We also found Wood Sorrel which looks like heart-shaped clover and tastes like lemon; a great addition to salads.
We came across immature Concord grapes and learned that grape leaves are excellent for pickling by helping to keep things crisp.
I spotted a huge chicken mushroom , also known as a sulfur shelf, that was just starting to decompose.
Finally, on the way back we came across husk tomatoes , or ground cherries. Deliciously sweet like little candies.
We learned a lot and found quite a few edible species in a small amount of space and time. We even picked up Russ’ book, "Wild Plants I Have Known...and Eaten" to help us identify species on our own on future foraging expeditions. Russ leads many walks throughout the year and if you have any interest on this subject, we highly recommend partaking in one.
The Salted Cod gets excited when Steve opens his truck door and corn is pilled high, practically bursting from the seams. We can only imagine what it must be like growing up in the Corn Belt where these ears are everyone's source of income. The scent was sweet with a hint of the farm, something Midwesterners must be all too familar with during those hot summer months. It also reminded us of our favorite regional scent when we traveled to Hatch New Mexico. In Hatch, chilies are drying and roasting everywhere you turn (including rooftops). The scent was so thick in the air you could smell it on your clothes and hair the next day; a delicious combination of smokey, sweet and spicy. We are trying to think of what a true New England scent would be to represent summer. Maybe low tide or rotting cod from the fisherman’s catch...
Anyway, back to week 12:
In our wonderful Le Creuset dutch oven we cooked 6 slices of bacon (we like our chowda smokey here). Once cooked, we removed the bacon and left about 2 tbs of the grease to sauté our onions, celery, and a few celery leaves. That right, we said celery leaves. Once softened and translucent we added 6 ears worth of corn kernels, 4 cups of whole milk and 2 cups of chicken stock. We also added halved cherry tomatoes and precooked and chopped potatoes. A little salt & pepper and you are good to go.
We had enough for dinner and to freeze for the colder months.
We’ve picked up a nice brandywine tomato for another caprese. No picture sorry.

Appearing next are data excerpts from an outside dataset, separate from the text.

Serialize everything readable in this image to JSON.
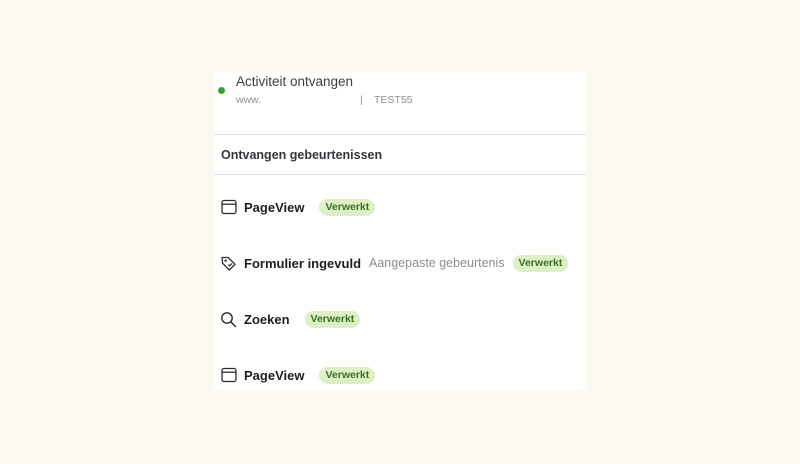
{
  "status": {
    "title": "Activiteit ontvangen",
    "url": "www.",
    "separator": "|",
    "code": "TEST55",
    "dot_color": "#3f9d3a"
  },
  "section": {
    "title": "Ontvangen gebeurtenissen"
  },
  "badge_style": {
    "background": "#dcefc5",
    "text_color": "#3d6f21"
  },
  "events": [
    {
      "icon": "browser-window-icon",
      "name": "PageView",
      "subtitle": "",
      "badge": "Verwerkt"
    },
    {
      "icon": "tag-icon",
      "name": "Formulier ingevuld",
      "subtitle": "Aangepaste gebeurtenis",
      "badge": "Verwerkt"
    },
    {
      "icon": "search-icon",
      "name": "Zoeken",
      "subtitle": "",
      "badge": "Verwerkt"
    },
    {
      "icon": "browser-window-icon",
      "name": "PageView",
      "subtitle": "",
      "badge": "Verwerkt"
    }
  ]
}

$1.98 for a huge bushel of basil! We actually had a random customer tell us we’d never use this much and it would go to waste. We made more pesto to freeze…
We also picked up a quart of fresh blackberries, 5 nectarines, shortcake and awesome homemade whip cream. We made a little blackberry sauce for the shortcake and topped this with a sprig of mint.
All in all we spent close to $40 for a 3 course meal for two. We are very happy we are part of a CSA program; they are a huge value and well worth it.